Auf Twitter verbreiten sich aktuell Fotos, die Kühldüsen in einem Stadion in Katar zeigen sollen. Die Bilder stammen tatsächlich von dort. Doch die im User-Kommentar damit verbundene Schlussfolgerung ist irreführend.

Darum geht’s:

  • Die Fotos auf Twitter mit den Kühldüsen stammen aus einem WM-Stadion in Katar.
  • Die Kühlungstechnologie basiert angeblich ausschließlich auf Solarenergie.
  • Katar investiert vor der Fußball-WM massiv in Solarstrom.

Behauptung: Riesige Kühldüsen sollen die Stadien in Katar kühlen

In einem Post auf Twitter wird behauptet, dass riesige Düsen die Stadien für die FIFA-Fußball-Weltmeisterschaft, die in diesem Jahr vom 20. November bis zum 18. Dezember stattfindet, abkühlen sollen.
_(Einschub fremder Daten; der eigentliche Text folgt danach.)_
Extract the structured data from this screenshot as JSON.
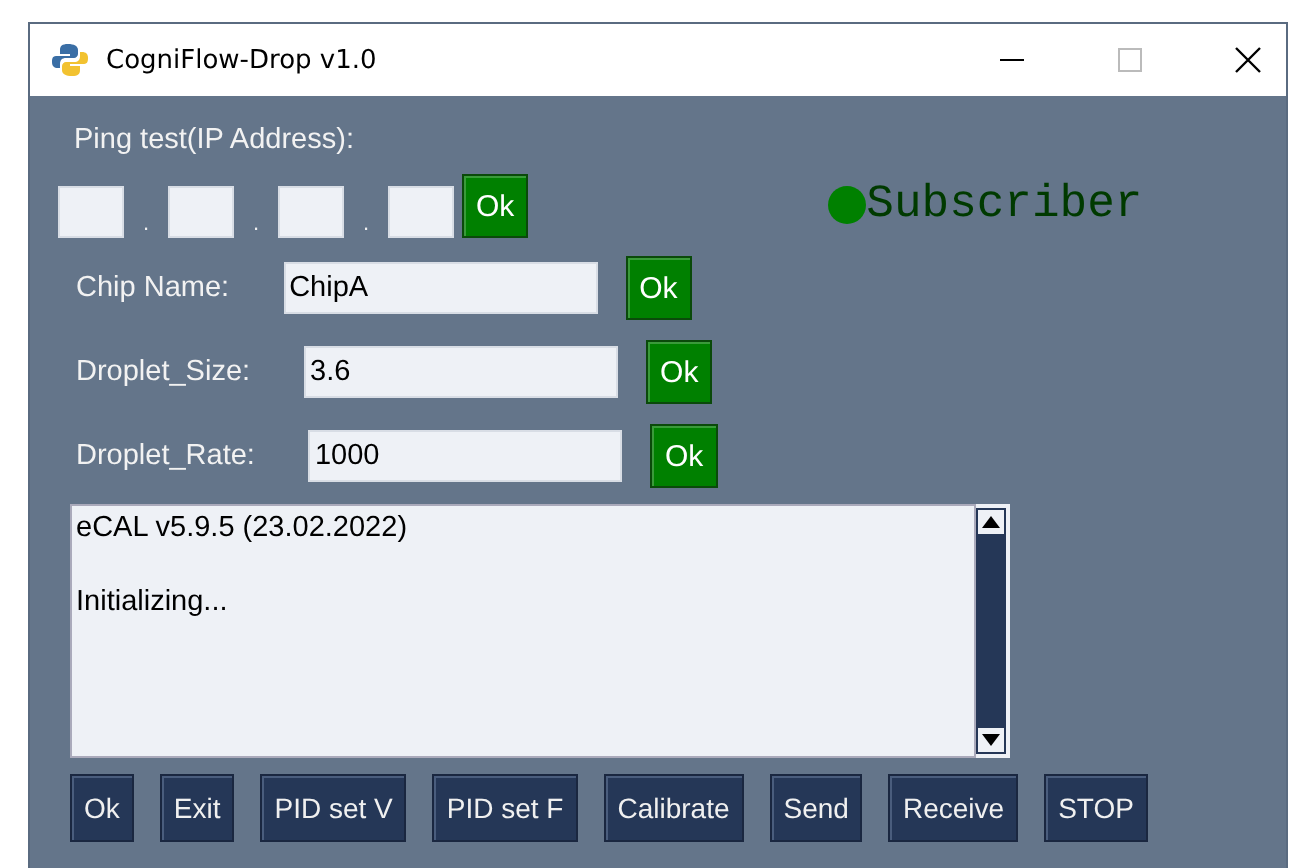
{
  "window": {
    "title": "CogniFlow-Drop v1.0"
  },
  "ping": {
    "label": "Ping test(IP Address):",
    "separators": [
      ".",
      ".",
      "."
    ],
    "button": "Ok"
  },
  "status": {
    "label": "Subscriber"
  },
  "params": [
    {
      "label": "Chip Name:",
      "value": "ChipA",
      "button": "Ok"
    },
    {
      "label": "Droplet_Size:",
      "value": "3.6",
      "button": "Ok"
    },
    {
      "label": "Droplet_Rate:",
      "value": "1000",
      "button": "Ok"
    }
  ],
  "log": [
    "eCAL v5.9.5 (23.02.2022)",
    "Initializing..."
  ],
  "buttons": [
    "Ok",
    "Exit",
    "PID set V",
    "PID set F",
    "Calibrate",
    "Send",
    "Receive",
    "STOP"
  ]
}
Im Kommentar zum Bild wird durch die Verbindung der zwei Sätze "Das sind die Klimaanlagen in den WM Stadien in Katar" und "Bitte vergesst nicht, daheim das Licht abzuschalten und überhaupt Strom zu sparen" der Eindruck erweckt, dass während wir in Deutschland Energie sparen müssen, diese in Katar für die Kühlung von Stadien während der Fußball-Weltmeisterschaft verschwendet werde.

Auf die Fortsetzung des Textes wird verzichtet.